Weather conditions across Europe showed a mixed outlook. While Northern and Central Europe, including Germany and Poland, faced stress from prolonged droughts, southern countries like Spain and Italy reported more favorable growing conditions. This regional divide is complicating EU-wide crop assessments.
Egypt’s wheat procurement efforts remained diversified. Contracts finalized over the weekend for 470,000 tons from sources including Russia, Romania, France, and Bulgaria underscore Cairo’s strategy to mitigate geopolitical and weather-related risks. The country remains a key demand center for Black Sea grain flows.

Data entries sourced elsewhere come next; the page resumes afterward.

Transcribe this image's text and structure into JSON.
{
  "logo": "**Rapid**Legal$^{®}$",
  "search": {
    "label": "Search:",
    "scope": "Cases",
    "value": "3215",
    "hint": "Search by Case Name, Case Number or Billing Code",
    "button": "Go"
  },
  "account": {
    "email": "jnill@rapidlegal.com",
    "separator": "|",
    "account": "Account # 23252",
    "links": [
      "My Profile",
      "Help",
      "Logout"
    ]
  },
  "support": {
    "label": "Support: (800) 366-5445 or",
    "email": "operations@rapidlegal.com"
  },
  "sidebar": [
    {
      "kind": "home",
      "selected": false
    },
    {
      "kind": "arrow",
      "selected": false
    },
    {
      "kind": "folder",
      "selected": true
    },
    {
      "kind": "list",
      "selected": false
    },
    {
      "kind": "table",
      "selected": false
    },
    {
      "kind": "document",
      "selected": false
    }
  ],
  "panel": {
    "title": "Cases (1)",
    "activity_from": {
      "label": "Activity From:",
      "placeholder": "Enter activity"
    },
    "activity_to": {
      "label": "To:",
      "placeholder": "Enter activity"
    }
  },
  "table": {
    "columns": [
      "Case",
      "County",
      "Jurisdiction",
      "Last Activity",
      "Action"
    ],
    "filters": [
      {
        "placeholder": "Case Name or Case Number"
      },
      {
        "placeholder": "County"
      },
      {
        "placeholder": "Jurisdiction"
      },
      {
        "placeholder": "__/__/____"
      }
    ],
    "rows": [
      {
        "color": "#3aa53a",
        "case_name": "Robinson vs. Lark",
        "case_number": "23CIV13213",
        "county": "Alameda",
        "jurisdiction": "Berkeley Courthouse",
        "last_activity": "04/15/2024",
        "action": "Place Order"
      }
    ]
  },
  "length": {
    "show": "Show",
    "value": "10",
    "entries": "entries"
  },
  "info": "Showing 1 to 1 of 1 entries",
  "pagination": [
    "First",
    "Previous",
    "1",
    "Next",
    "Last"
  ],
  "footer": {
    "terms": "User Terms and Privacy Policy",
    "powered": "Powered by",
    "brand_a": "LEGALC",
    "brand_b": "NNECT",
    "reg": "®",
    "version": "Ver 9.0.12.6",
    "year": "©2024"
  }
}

The IGC kept its global wheat production estimate unchanged at 808 million tons, reinforcing supply security. Corn output was slightly revised downward due to lower carryout in some regions. Soybean forecasts held steady, but trade eyes remain on biodiesel-linked demand trends in Southeast Asia and China’s uncertain pace of purchases.
Logistical data from the U.S. Mississippi River corridor showed soybean barge volumes stable, while corn volumes dipped. Freight rates rose slightly in St. Louis, indicating resilient transport demand ahead of the Independence Day shipping rush.
Indonesia revised its palm oil exports for April down to 1.78 million tons, a sharp drop from March. Rising stocks and falling local consumption highlight persistent biodiesel demand challenges—factors that continue to influence global vegetable oil prices and trade flows.
Traders remain alert to potential policy shifts in major importing countries. Rising food price inflation in China, India, and Bangladesh has prompted governments to assess trade and subsidy interventions. Any changes to tariffs, price controls, or export regulations could realign global grain and oilseed flows in the coming weeks.